Примерно за год до описываемых событий, как раз тогда, когда ждали важных передвижений войск, Бёрча видели у штаб-квартиры американского главнокомандующего. Как только об этом доложили офицеру, которому была доверена охрана дорог, ведущих к американскому лагерю, он тотчас послал вдогонку за разносчиком капитана Лоутона.

Знакомый со всеми горными переходами, неутомимый при исполнении своих обязанностей, капитан ценою огромных усилий и трудов выполнил возложенную на него задачу. С небольшим отрядом он остановился передохнуть на одной ферме, собственноручно запер пленника в отдельной комнате и оставил под охраной двух солдат, как уже было сказано выше.
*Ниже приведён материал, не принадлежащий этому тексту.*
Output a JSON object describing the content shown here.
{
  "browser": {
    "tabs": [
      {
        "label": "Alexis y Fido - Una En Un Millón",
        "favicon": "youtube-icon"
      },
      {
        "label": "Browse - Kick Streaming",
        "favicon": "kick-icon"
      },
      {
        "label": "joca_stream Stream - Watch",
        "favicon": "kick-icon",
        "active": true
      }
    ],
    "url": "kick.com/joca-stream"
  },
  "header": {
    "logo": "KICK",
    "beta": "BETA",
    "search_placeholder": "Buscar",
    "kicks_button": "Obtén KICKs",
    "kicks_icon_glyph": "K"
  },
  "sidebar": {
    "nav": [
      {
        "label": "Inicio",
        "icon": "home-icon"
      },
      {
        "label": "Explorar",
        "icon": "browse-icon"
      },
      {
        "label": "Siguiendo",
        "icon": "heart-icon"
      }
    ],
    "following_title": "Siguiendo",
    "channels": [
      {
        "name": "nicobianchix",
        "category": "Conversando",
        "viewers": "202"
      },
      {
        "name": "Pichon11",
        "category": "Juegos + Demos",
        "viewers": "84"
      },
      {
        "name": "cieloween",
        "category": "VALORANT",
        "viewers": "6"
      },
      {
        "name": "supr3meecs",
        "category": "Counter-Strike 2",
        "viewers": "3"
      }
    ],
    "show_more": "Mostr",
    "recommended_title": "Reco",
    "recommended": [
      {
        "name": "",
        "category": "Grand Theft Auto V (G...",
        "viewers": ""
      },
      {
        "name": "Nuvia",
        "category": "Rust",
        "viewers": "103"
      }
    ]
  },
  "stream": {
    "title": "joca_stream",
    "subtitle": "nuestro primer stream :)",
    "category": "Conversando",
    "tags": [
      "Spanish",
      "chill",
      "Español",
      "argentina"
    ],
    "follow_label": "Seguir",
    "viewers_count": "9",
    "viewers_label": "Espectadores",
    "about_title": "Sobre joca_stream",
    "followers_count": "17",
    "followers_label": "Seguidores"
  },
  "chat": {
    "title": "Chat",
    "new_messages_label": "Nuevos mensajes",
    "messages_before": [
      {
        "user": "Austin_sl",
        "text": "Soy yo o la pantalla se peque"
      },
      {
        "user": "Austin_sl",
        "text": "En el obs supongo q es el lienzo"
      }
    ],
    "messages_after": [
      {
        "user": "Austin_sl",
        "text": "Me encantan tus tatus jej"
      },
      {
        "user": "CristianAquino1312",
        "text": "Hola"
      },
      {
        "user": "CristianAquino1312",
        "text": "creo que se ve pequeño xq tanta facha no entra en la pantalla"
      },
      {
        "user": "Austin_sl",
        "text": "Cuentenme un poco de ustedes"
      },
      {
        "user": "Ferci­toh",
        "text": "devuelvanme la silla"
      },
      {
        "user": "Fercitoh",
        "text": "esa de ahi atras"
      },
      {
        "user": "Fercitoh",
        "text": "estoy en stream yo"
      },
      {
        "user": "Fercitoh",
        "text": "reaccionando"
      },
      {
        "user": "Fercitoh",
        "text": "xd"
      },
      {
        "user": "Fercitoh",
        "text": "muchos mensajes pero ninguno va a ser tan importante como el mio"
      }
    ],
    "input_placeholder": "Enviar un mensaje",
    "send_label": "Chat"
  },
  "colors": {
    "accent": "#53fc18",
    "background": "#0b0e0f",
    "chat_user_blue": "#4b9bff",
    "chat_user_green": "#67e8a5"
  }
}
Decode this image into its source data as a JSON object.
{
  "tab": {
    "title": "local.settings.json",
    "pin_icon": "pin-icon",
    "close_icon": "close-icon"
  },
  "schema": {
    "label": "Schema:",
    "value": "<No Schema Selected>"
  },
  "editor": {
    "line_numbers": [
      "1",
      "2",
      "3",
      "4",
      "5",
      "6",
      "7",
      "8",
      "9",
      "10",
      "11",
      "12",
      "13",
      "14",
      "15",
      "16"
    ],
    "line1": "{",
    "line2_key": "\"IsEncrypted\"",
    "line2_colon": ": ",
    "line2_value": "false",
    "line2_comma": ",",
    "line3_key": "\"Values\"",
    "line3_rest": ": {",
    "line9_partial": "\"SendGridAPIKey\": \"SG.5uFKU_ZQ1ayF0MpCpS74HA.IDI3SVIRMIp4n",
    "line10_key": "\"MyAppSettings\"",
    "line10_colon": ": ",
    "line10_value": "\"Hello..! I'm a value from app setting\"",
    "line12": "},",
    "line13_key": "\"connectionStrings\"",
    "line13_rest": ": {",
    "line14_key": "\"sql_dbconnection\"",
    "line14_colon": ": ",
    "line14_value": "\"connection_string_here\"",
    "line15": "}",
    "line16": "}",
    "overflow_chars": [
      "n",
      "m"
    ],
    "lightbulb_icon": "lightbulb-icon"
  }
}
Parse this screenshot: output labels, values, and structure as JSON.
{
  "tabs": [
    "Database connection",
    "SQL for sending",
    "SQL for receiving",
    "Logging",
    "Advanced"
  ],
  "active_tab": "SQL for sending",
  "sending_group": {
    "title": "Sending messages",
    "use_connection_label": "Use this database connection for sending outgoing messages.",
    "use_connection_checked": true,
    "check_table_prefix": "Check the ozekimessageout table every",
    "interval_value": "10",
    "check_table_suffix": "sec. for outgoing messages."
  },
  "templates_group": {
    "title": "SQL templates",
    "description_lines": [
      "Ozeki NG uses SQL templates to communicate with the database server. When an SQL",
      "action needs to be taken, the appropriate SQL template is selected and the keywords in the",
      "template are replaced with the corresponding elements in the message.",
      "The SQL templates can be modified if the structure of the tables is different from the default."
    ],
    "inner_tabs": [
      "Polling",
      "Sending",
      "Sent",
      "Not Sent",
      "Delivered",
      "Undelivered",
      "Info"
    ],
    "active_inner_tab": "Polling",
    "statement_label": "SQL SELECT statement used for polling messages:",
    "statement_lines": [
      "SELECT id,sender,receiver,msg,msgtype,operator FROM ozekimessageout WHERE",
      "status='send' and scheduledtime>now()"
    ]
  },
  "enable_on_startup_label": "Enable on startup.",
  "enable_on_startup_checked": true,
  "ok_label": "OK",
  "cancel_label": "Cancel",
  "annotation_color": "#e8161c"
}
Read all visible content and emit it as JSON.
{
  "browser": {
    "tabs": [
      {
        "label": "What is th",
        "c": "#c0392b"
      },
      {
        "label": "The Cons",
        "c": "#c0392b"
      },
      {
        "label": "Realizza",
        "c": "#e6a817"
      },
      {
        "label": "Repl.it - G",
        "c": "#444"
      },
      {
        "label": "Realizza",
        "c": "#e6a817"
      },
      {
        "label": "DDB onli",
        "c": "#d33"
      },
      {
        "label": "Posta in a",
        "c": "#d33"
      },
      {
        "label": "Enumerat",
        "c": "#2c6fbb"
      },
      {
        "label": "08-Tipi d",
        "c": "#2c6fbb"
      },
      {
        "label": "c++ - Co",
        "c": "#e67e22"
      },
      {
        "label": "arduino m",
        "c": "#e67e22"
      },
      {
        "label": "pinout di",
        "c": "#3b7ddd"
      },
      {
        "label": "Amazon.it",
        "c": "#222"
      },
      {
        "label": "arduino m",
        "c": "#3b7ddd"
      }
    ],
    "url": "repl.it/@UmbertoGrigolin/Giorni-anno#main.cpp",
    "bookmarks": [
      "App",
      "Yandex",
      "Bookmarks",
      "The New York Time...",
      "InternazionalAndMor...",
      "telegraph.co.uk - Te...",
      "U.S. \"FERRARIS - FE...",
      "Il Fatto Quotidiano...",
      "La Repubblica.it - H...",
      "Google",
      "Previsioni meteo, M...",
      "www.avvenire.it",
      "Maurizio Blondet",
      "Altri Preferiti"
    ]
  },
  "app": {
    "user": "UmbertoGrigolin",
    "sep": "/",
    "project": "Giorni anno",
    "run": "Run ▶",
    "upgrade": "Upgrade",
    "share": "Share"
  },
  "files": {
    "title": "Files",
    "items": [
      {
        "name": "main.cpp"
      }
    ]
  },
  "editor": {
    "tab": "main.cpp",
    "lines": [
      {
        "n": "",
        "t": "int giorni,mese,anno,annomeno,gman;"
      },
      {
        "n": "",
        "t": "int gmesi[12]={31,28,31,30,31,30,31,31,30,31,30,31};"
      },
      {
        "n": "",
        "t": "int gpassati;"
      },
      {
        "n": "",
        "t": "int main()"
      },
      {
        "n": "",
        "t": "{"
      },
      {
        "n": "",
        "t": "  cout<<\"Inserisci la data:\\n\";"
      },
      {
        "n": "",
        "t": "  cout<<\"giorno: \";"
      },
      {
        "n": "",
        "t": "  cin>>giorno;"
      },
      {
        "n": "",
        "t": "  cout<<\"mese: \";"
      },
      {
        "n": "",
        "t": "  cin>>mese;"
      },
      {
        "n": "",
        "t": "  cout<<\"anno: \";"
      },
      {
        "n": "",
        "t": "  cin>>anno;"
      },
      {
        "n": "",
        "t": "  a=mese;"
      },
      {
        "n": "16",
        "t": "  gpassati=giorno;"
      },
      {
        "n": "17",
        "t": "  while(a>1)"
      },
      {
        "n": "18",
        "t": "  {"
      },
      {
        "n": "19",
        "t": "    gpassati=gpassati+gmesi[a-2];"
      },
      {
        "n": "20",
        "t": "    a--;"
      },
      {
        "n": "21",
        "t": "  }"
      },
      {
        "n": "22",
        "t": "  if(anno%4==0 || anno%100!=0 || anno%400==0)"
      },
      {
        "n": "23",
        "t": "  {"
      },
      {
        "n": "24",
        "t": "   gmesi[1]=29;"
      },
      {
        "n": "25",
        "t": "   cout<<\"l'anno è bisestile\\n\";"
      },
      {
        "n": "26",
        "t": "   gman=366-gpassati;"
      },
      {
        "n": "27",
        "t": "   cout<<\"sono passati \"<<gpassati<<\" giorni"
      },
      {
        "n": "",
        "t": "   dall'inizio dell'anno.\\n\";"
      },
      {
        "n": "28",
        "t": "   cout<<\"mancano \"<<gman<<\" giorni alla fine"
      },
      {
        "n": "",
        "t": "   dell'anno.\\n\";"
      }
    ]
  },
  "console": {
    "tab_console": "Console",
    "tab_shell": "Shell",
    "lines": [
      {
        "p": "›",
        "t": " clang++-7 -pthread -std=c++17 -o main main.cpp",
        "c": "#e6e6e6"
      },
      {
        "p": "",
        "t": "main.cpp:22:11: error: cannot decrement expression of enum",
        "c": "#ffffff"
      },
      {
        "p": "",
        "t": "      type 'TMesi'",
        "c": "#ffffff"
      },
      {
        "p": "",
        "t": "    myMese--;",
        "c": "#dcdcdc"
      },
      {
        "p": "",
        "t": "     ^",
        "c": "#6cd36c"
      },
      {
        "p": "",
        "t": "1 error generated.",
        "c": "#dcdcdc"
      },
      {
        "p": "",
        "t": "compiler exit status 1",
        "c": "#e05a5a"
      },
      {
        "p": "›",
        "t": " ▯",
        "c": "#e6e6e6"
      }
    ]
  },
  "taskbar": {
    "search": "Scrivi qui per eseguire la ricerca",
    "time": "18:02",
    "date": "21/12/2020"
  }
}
Потом припоминали, что недалеко от караульных какая-то женщина усердно хлопотала по хозяйству; особенно старалась она угодить капитану, когда тот с присущей ему основательностью уселся ужинать.

И женщина и разносчик исчезли; найти их не удалось. Обнаружили только короб, раскрытый и почти пустой, а маленькая дверца, ведущая в комнату, смежную с той, где заперли разносчика, была распахнута настежь.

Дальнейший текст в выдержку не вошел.